Where there has been a change from simple natural diets to a Westernized diet, as in Alaska, caries has increased sharply, and Eskimo children now have a caries incidence at least as high as other American children. A similar state of affairs is developing in Africa as sweet eating and sweet between-meals ‘snacks’ have become popular. In Nigeria many of the older adults are still totally caries-free but the prevalence of dental caries among children and young people who have picked up sweet eating habits is rising rapidly. This effect has also been strikingly well documented in the population of Tristan da Cunha who, up to the late 1930s, lived on a simple meat, fish and vegetable diet with a minimal sucrose content and had a very low caries prevalence. With the adoption of westernized diet, the caries prevalence had risen up to eight-fold in some age groups by the mid-1960s.
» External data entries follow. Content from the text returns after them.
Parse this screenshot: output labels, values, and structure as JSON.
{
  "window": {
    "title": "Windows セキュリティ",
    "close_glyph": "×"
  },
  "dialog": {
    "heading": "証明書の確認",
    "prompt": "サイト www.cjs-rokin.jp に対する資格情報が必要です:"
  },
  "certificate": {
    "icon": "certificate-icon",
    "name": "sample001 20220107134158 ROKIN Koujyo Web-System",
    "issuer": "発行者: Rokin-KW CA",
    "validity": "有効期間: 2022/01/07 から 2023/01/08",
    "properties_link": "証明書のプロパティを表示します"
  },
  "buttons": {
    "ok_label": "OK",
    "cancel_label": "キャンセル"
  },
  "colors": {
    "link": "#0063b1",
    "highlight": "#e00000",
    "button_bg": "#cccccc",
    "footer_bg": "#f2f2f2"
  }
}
Even in Europe, in the 1930s and 1940s there were isolated communities such as the Outer Hebrides or the Lotschental in Switzerland, where dental caries prevalence rose 20-fold or more when sucrose and sweets became widely consumed.
The effect of limiting sucrose consumption was shown on a vast scale in wartime. Those countries which suffered food shortages during the 1939-45 war had severe restrictions, mainly of meat, fats and sucrose. To maintain an adequate caloric intake, overall consumption of starchy carbohydrates rose considerably. As sucrose became more plentiful at the end of the war, caries prevalence progressively rose.
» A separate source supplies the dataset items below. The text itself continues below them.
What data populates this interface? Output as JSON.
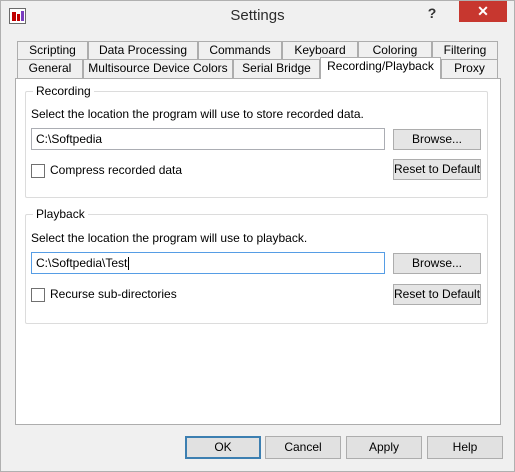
{
  "window": {
    "title": "Settings",
    "help_glyph": "?",
    "close_glyph": "✕"
  },
  "tabs": {
    "row1": [
      "Scripting",
      "Data Processing",
      "Commands",
      "Keyboard",
      "Coloring",
      "Filtering"
    ],
    "row2": [
      "General",
      "Multisource Device Colors",
      "Serial Bridge",
      "Recording/Playback",
      "Proxy"
    ],
    "active": "Recording/Playback"
  },
  "recording": {
    "title": "Recording",
    "description": "Select the location the program will use to store recorded data.",
    "path_value": "C:\\Softpedia",
    "browse_label": "Browse...",
    "checkbox_label": "Compress recorded data",
    "checkbox_checked": false,
    "reset_label": "Reset to Default"
  },
  "playback": {
    "title": "Playback",
    "description": "Select the location the program will use to playback.",
    "path_value": "C:\\Softpedia\\Test",
    "browse_label": "Browse...",
    "checkbox_label": "Recurse sub-directories",
    "checkbox_checked": false,
    "reset_label": "Reset to Default"
  },
  "footer": {
    "ok_label": "OK",
    "cancel_label": "Cancel",
    "apply_label": "Apply",
    "help_label": "Help"
  },
  "colors": {
    "close_button": "#c7372f",
    "focus_border": "#569de5",
    "default_button_border": "#3c7fb1"
  },
  "icons": {
    "app": "bar-chart-icon",
    "help": "question-mark-icon",
    "close": "close-icon"
  }
}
In Japan also, rising caries prevalence has been associated with rising sucrose consumption. Towards the end of the Second World War sugar consumption and caries levels were very low. More recently, Japan is one of the few countries where sucrose consumption, from 16.5 kg per head in 1961, nearly doubled in 1970. Caries prevalence has risen in parallel. Unlike most other countries, this picture has not been significantly masked by use of fluoride toothpastes where the market share of fluoride toothpastes is only 15%.
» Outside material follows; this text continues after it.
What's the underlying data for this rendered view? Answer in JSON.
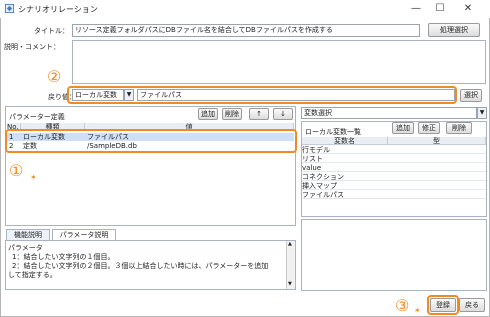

Caries has become epidemic only in relatively recent years as sucrose became cheaper and widely available. In Britain there was a sudden, widespread rise in sucrose consumption in the middle of the 19th century. This resulted both from the falling cost of production and, in 1861, the abolition of a tax on sugar.
Evidence from exhumed skulls confirms the low prevalence of caries before sucrose became widely available and the steady rise in prevalence thereafter. Patients unable to metabolize fructose as a result of an enzyme deficiency cannot tolerate fructose-containing foods including disaccharides such as sucrose where fructose forms part of the molecule. These children therefore learn to avoid all sucrose-containing foods and have an unusually low incidence of caries.
Experimental Studies on Humans
In the Vipeholm study over 400 adult patients were studied in a closed institution. They received a basic low-carbohydrate diet to establish a baseline of caries activity for each group. They were then divided into seven groups which were each allocated different diets. A control group received the basic diet made up to an adequate calorie intake with margarine. Two groups received supplements of sucrose at mealtimes, either in solution or as sweetened bread. The four remaining groups received sweets (toffees, caramels, or chocolate) which were eaten between meals.
The effects of sucrose in different quantities and of different degrees of adhesiveness, and of eating sucrose at different times were thus tested over a period of 5 years. Caries activity was greatly enhanced by the eating, between meals, of sticky sweets (toffees and caramels) that were retained on the teeth. Sucrose at mealtimes only, had little effect. The incidence of caries fell to its original low level when toffees or caramels were no longer given, and caries activity was very slight in the control group having the low carbohydrate diet.